Abstract
This document aims at simulating data with GMA-SMA models, fitting them with various softwares, and checking their estimates.Dependencies:
suppressPackageStartupMessages(library(plantmix))

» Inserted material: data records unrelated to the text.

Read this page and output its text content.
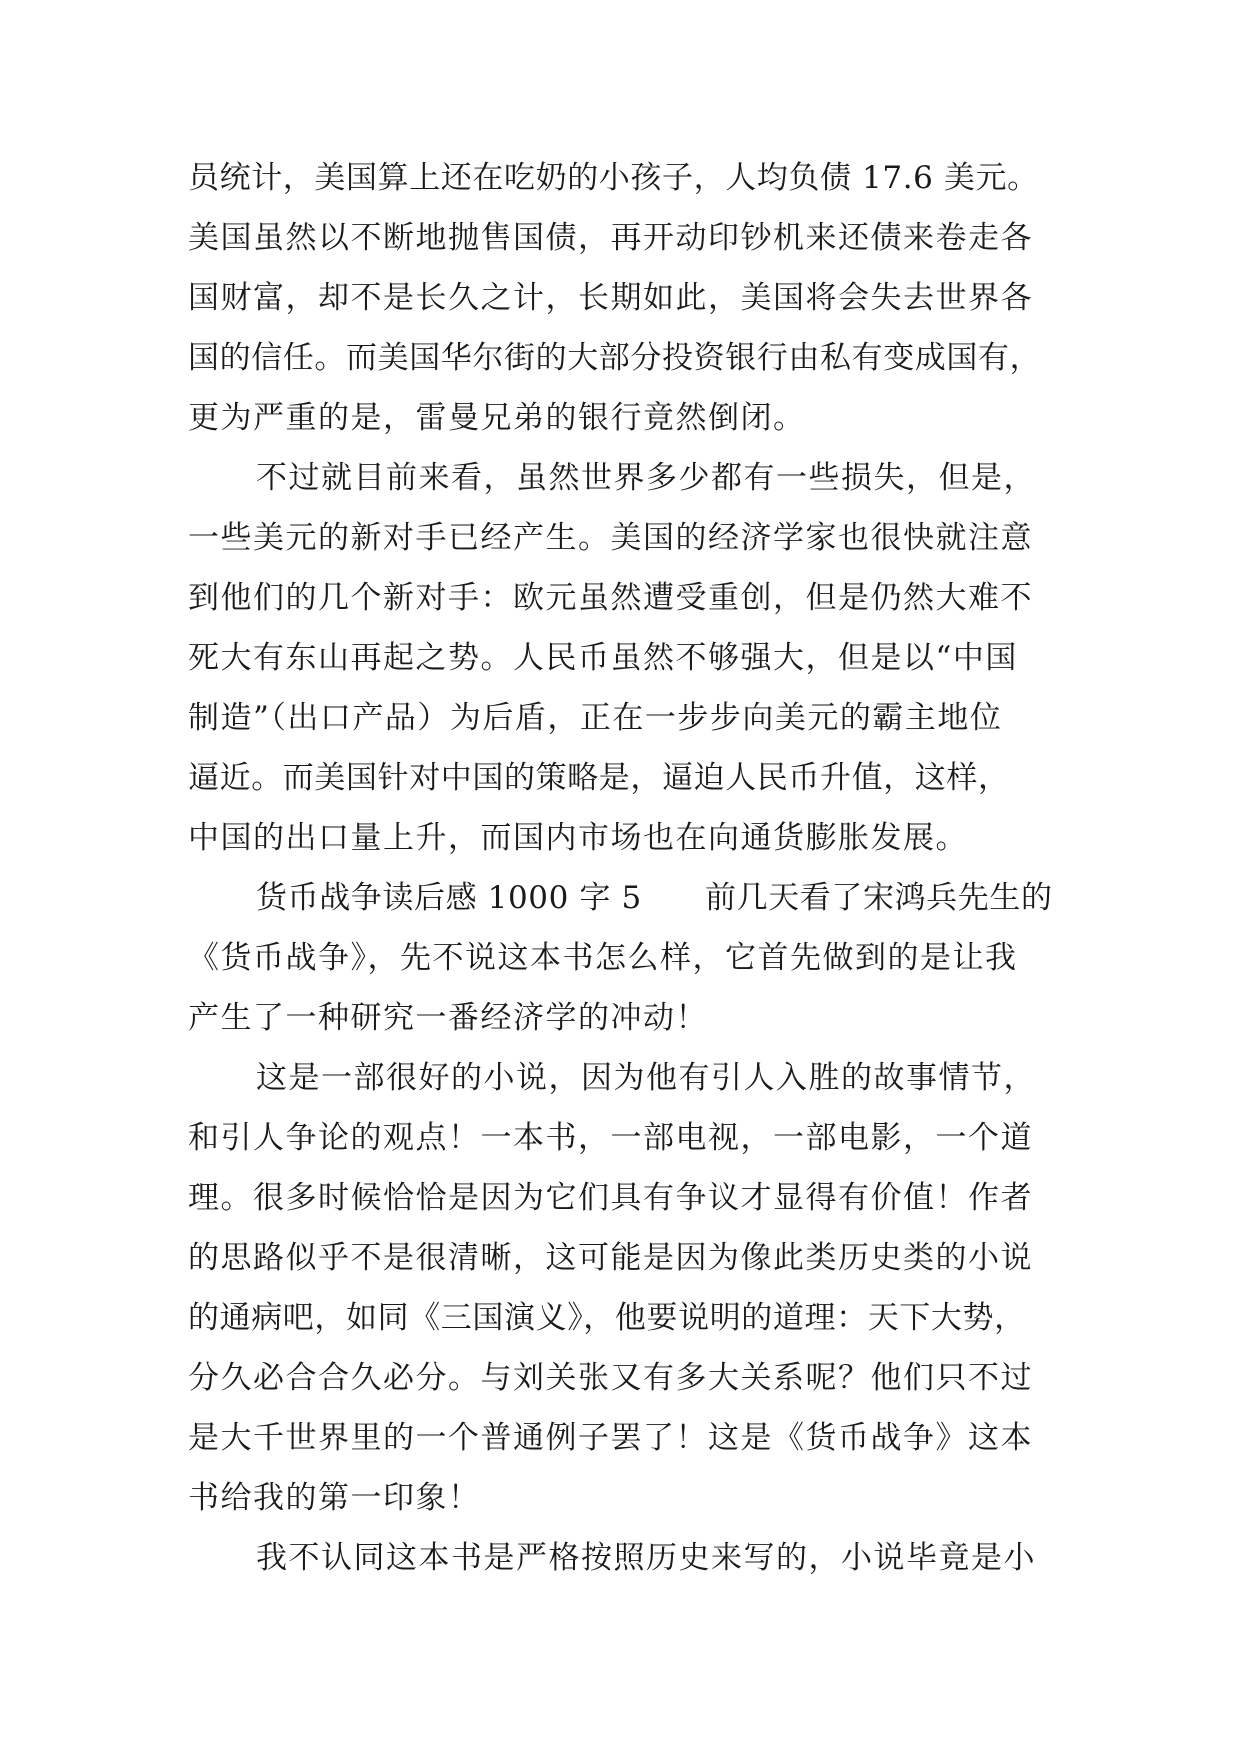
员统计，美国算上还在吃奶的小孩子，人均负债 17.6 美元。
美国虽然以不断地抛售国债，再开动印钞机来还债来卷走各
国财富，却不是长久之计，长期如此，美国将会失去世界各
国的信任。而美国华尔街的大部分投资银行由私有变成国有，
更为严重的是，雷曼兄弟的银行竟然倒闭。
不过就目前来看，虽然世界多少都有一些损失，但是，
一些美元的新对手已经产生。美国的经济学家也很快就注意
到他们的几个新对手：欧元虽然遭受重创，但是仍然大难不
死大有东山再起之势。人民币虽然不够强大，但是以“中国
制造”（出口产品）为后盾，正在一步步向美元的霸主地位
逼近。而美国针对中国的策略是，逼迫人民币升值，这样，
中国的出口量上升，而国内市场也在向通货膨胀发展。
货币战争读后感 1000 字 5　　前几天看了宋鸿兵先生的
《货币战争》，先不说这本书怎么样，它首先做到的是让我
产生了一种研究一番经济学的冲动！
这是一部很好的小说，因为他有引人入胜的故事情节，
和引人争论的观点！一本书，一部电视，一部电影，一个道
理。很多时候恰恰是因为它们具有争议才显得有价值！作者
的思路似乎不是很清晰，这可能是因为像此类历史类的小说
的通病吧，如同《三国演义》，他要说明的道理：天下大势，
分久必合合久必分。与刘关张又有多大关系呢？他们只不过
是大千世界里的一个普通例子罢了！这是《货币战争》这本
书给我的第一印象！
我不认同这本书是严格按照历史来写的，小说毕竟是小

suppressPackageStartupMessages(library(lme4))
In this vignette, varietal mixtures will be assembled from a panel of 200 genotypes. Only 1000 mixtures will be observed, among all 1.99^{4} possible ones, i.e., approximately 5%. This incomplete design will be optimized so that it is balanced: all genotype will be observed in the same number of mixtures. Phenotypes will then be simulated organized into a field trial in a randomized complete block design, according to all six GMA-SMA models that can be conceived: 1, 2, 2’, 2’‘, 3 and 3’. See the article by Forst et al (2019), especially for the first three models, as well as the introductory vignette.
set.seed(12345)
nbGenos <- 200
levGenos <- sprintf(
fmt = paste0("g%0", floor(log10(nbGenos)) + 1, "i"),
1:nbGenos
)
nbSnps <- 1000
levSnps <- sprintf(
fmt = paste0("s%0", floor(log10(nbSnps)) + 1, "i"),
1:nbSnps
)
nb_pops <- 10
weak_div_pops <- diag(nb_pops)
weak_div_pops[upper.tri(weak_div_pops)] <- 0.9
weak_div_pops[lower.tri(weak_div_pops)] <- weak_div_pops[upper.tri(weak_div_pops)]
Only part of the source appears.